Por trás do balcão, uma
fiada de pipas servia de pano de fundo aos seus sogros, ti João e ti Mariana,
para matar a sede aos trabalhadores.
Pediu um púcaro de
tinto com um seco “boas tardes”, pagou e saiu novamente, que fazia muito calor
no interior. A sua relação com os sogros não era a melhor; o casamento não lhes
agradava porque José bebia muito, era briguento e constava que não tratava a
filha deles da melhor maneira.
Sentou-se sozinho à
direita da porta nas grandes pedras que lá existiam para o efeito.
-
Então Zé? - O
Quim da Ribeira estava ansioso por novidades e com a sua voz de gozo inquiria –
Estás triste? Correu-te mal o dia?
-
Quieto, que o
homem tá aborrecido. - Brincou o Sardinheiro por entre os sorrisos dos
companheiros e um olhar de ódio de Zé.
-
Não te
“emplouricaste” hoje na tua menina? - Insistiu o Quim.
-
Já vos avisei
para acabarem com a “ladradeira” sobre mim, “lapouços” da merda. - Zé ameaçou
engolindo o conteúdo do púcaro de barro em duas longas goladas.
-
“Lapouços”? -
O Sardinheiro indignou-se e deu um passo em frente enquanto os outros riam. -
“Lapouço” és tu, seu lambão, que andas aí a ver se “larpas” a Paulinha... O Dr
Henrique que te pilhe...
Não conseguiu acabar a
frase porque José, que entretanto se levantara, assestara-lhe um soco no peito
que o deixou sem fôlego.
Quando Quim tentou
avançar na direção do agressor, este colocou a lâmina trabalhada da sua faca ao
pé do nariz do valente:
-
Conheces
esta? Já ta mostrei várias vezes, vai ser hoje que “larpas” com ela no bucho?
Perante o recuo
cauteloso José começou a afastar-se sem dar as costas aos provocadores.
Ti João, que entretanto
alguém tinha ido chamar, apareceu de rompante à porta da taberna empunhando um
varapau:
-
Zé! - Avisou
-
Não se
apoquente comigo, ti João.
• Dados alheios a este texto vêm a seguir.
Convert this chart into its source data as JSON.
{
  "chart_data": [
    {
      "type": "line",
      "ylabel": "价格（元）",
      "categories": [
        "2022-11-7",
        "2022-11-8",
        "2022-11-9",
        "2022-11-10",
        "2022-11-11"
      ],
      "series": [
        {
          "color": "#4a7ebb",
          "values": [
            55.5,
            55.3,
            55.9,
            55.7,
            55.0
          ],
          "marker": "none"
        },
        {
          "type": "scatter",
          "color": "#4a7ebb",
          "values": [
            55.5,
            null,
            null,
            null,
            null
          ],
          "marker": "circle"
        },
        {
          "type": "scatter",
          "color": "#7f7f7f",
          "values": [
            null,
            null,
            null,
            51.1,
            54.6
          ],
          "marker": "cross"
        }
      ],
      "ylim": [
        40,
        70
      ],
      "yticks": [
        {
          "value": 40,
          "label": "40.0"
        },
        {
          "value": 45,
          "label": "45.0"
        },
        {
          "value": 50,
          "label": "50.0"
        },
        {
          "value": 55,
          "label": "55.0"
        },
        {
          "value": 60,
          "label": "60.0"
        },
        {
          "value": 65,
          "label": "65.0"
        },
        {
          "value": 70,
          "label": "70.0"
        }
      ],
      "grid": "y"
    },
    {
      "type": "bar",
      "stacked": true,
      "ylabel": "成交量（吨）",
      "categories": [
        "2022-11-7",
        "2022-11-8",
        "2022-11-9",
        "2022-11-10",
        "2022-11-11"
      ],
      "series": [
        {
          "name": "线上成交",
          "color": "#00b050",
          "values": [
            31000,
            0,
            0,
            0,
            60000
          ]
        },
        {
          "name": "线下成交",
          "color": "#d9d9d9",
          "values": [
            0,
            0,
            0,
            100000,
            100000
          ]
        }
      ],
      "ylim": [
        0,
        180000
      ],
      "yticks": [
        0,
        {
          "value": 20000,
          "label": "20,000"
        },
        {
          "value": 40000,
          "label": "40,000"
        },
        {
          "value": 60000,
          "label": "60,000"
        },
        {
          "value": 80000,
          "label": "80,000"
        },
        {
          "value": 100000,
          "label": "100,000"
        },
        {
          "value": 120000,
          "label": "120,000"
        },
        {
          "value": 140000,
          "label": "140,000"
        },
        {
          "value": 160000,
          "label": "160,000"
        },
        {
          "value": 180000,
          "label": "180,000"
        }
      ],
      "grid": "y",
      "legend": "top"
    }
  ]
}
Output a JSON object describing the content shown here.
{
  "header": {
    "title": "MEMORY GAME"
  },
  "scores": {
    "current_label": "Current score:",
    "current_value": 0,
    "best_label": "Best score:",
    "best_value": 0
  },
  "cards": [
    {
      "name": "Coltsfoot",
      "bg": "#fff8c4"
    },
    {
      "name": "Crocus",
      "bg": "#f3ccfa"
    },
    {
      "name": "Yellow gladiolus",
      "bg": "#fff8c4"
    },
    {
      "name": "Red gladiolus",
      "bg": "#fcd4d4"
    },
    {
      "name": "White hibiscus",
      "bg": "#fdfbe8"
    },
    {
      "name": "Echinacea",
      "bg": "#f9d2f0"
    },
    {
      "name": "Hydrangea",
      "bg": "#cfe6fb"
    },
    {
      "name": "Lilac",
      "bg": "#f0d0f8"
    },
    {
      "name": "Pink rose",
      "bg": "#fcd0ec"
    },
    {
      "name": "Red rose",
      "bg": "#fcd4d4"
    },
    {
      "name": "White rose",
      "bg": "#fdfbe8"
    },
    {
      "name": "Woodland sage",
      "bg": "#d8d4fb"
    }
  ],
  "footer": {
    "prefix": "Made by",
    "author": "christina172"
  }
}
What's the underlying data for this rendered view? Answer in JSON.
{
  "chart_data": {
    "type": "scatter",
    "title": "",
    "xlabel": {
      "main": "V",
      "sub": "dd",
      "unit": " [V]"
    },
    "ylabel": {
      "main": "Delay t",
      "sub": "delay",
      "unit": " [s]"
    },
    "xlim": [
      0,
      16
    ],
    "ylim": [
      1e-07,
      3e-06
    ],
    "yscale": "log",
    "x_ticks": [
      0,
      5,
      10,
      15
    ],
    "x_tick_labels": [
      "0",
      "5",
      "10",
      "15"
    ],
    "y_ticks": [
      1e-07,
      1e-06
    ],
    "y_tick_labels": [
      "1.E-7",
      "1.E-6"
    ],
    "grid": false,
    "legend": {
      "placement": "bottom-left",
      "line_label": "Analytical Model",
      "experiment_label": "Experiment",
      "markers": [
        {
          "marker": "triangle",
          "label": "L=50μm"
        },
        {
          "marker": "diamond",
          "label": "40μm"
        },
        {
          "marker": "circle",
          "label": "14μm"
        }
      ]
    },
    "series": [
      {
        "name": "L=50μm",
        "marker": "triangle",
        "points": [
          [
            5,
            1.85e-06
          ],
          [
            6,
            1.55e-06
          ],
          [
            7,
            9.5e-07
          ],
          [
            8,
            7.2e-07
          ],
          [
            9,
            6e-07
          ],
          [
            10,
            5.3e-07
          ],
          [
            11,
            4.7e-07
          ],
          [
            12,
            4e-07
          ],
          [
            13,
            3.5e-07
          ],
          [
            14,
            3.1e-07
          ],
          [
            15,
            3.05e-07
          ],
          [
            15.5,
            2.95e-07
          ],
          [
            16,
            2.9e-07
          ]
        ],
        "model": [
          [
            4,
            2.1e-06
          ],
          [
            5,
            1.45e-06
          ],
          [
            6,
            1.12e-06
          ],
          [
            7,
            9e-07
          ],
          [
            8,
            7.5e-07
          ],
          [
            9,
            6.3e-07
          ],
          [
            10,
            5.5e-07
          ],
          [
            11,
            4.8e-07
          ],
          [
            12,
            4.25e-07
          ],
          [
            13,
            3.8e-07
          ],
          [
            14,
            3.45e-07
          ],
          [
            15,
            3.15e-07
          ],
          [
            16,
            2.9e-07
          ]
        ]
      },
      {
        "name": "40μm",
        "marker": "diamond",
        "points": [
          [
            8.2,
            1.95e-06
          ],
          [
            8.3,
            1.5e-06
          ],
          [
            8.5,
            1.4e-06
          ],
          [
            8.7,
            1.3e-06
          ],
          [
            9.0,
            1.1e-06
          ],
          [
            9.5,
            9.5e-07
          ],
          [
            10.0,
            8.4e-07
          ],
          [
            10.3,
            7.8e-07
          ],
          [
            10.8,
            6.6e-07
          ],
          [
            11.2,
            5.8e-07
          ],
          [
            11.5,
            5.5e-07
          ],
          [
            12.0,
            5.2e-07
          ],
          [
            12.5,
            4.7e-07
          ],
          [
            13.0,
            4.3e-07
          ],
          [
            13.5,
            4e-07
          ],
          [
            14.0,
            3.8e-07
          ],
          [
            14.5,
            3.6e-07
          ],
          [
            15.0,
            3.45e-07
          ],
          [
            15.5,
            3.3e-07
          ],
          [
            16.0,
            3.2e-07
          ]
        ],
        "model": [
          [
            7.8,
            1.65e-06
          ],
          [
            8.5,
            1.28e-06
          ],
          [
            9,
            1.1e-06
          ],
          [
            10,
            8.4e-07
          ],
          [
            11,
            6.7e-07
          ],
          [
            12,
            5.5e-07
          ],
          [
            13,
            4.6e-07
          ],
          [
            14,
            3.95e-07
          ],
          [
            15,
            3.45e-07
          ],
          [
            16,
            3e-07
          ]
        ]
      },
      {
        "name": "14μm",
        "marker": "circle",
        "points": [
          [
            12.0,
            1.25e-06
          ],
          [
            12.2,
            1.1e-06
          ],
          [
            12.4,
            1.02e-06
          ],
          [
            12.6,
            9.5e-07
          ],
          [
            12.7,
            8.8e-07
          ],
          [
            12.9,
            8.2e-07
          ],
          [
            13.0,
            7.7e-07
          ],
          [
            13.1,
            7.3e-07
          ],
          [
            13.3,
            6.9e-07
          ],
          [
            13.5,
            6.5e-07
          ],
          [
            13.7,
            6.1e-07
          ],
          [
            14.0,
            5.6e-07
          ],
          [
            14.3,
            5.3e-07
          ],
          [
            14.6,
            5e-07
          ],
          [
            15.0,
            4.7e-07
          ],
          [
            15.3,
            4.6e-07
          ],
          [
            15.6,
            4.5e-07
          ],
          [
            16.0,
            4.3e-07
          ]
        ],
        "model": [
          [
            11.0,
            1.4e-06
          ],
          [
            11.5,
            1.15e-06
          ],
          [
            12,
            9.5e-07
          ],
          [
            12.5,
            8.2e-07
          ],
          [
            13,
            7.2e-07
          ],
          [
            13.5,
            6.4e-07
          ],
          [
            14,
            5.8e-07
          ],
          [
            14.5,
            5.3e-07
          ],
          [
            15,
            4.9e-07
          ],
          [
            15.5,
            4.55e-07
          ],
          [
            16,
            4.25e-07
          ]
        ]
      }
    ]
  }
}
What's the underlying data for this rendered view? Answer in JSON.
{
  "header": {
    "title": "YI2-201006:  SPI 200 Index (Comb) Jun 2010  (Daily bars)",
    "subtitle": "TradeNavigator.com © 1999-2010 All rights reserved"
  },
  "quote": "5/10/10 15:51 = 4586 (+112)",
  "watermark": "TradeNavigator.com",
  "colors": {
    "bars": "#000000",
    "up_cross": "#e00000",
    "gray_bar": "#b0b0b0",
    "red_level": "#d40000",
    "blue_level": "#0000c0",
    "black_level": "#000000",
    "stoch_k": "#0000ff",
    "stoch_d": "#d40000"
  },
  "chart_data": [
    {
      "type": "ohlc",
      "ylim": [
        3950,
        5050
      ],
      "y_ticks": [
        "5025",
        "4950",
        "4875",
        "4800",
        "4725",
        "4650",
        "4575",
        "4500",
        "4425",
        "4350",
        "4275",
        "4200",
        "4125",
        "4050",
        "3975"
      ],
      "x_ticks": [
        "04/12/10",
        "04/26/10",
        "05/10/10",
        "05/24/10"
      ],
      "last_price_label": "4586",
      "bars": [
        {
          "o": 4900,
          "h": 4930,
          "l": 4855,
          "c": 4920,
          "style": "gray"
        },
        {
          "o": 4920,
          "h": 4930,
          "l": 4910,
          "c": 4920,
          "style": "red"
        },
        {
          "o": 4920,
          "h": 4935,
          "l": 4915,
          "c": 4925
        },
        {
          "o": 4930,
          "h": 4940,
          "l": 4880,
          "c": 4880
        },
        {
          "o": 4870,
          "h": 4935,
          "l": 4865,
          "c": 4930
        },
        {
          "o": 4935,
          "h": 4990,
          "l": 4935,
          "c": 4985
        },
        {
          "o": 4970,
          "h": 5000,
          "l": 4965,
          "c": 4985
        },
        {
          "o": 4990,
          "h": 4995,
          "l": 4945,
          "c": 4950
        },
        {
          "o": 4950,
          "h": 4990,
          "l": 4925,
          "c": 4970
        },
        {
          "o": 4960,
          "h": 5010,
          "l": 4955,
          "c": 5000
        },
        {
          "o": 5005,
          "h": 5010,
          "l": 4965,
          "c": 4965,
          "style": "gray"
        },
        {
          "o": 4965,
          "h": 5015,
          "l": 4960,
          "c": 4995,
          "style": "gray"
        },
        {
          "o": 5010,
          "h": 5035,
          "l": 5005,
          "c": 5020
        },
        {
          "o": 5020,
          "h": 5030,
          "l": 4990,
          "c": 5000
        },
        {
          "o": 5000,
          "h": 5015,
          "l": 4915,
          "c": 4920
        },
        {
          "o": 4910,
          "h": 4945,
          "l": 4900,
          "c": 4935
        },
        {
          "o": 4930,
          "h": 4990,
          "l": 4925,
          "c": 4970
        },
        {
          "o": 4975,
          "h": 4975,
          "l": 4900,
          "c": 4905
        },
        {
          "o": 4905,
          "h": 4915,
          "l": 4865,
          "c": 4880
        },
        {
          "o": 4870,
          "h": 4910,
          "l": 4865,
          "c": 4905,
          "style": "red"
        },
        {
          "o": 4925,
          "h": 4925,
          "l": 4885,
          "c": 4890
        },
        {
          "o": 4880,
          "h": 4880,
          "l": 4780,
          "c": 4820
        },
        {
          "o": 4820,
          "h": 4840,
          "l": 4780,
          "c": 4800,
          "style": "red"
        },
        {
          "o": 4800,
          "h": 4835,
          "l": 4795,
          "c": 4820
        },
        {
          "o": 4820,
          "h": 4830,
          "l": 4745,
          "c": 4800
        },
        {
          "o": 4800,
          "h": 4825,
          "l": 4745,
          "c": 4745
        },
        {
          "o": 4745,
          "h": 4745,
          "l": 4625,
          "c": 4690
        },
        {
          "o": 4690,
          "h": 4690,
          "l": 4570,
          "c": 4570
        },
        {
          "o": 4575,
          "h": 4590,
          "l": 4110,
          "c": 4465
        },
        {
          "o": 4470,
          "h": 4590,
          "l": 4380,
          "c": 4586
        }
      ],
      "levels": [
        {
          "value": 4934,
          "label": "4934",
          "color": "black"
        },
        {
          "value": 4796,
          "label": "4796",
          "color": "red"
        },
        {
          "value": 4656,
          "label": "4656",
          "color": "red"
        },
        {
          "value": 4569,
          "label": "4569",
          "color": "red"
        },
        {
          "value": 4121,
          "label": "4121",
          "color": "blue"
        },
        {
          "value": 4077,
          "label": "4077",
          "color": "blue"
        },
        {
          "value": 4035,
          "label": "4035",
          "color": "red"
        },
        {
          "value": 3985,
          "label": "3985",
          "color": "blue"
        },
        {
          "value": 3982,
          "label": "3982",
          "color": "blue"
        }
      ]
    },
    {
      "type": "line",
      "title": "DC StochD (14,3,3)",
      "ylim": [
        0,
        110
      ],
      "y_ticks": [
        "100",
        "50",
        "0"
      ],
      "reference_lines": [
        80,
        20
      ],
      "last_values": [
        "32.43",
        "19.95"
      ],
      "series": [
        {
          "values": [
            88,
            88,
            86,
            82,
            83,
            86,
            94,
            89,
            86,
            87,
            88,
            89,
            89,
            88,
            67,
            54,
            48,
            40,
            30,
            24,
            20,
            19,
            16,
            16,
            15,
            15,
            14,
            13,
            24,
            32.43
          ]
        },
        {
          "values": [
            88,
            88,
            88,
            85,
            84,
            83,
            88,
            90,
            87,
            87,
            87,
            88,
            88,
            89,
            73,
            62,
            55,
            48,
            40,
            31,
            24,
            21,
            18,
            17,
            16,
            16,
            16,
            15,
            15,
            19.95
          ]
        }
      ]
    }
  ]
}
Vou-me embora antes que tenha que dar uma “saronda”
numa dessas alcoviteiras.
Assim que se achou a
uma distância segura, virou costas e afastou-se com os tamancos a ecoar nas
paredes das casas.
Irrompeu pela porta da
casa como um furacão.
-
Credo em
Cruz, homem de Deus! - Exclamou Maria dos Anjos, ocupada a descascar batatas
para uma malga em cima da mesa – Assustaste-me.
Sem-se importar em
responder à sua mulher, deslocou-se até outra mesa encostada no extremo da
cozinha, pegou na cabaça que sabia cheia de vinho e encaminhou-se para a porta.
Maria dos Anjos
percebeu logo que ele estava furioso e preparava-se para mais uma bebedeira:
-
Vais te pôr
já a “larpar” o vinho? Anda mas é cear, que tá pronto daqui a um “cibo”
-
Não quero
comer. - Rouquejou ele com a porta entreaberta, indeciso entre sair ou entrar.
-
Já me
disseram que a menina Paula falou contigo hoje. Que te queria? - Quis ela saber
sem olhar para ele.
Fora de si, Zé deu-lhe
um murro num braço que fez com que a malga e as batatas voassem para o chão.
Ergueu a sua faca e
espetou-a com força no tampo da mesa. Os arabescos que decoravam a lâmina
reluziram:
-
Já te te
avisei, mulher, para não dares ouvidos às “ladradeiras” do povo! Não te metas
comigo que ainda faço um desatino. Acabo contigo ou com essas putas que te
andam a envenenar.
Arrancou a faca da mesa
quase levando-a junto e saiu batendo a porta com estrondo deixando para trás o
choro e os insultos gritados pela mulher.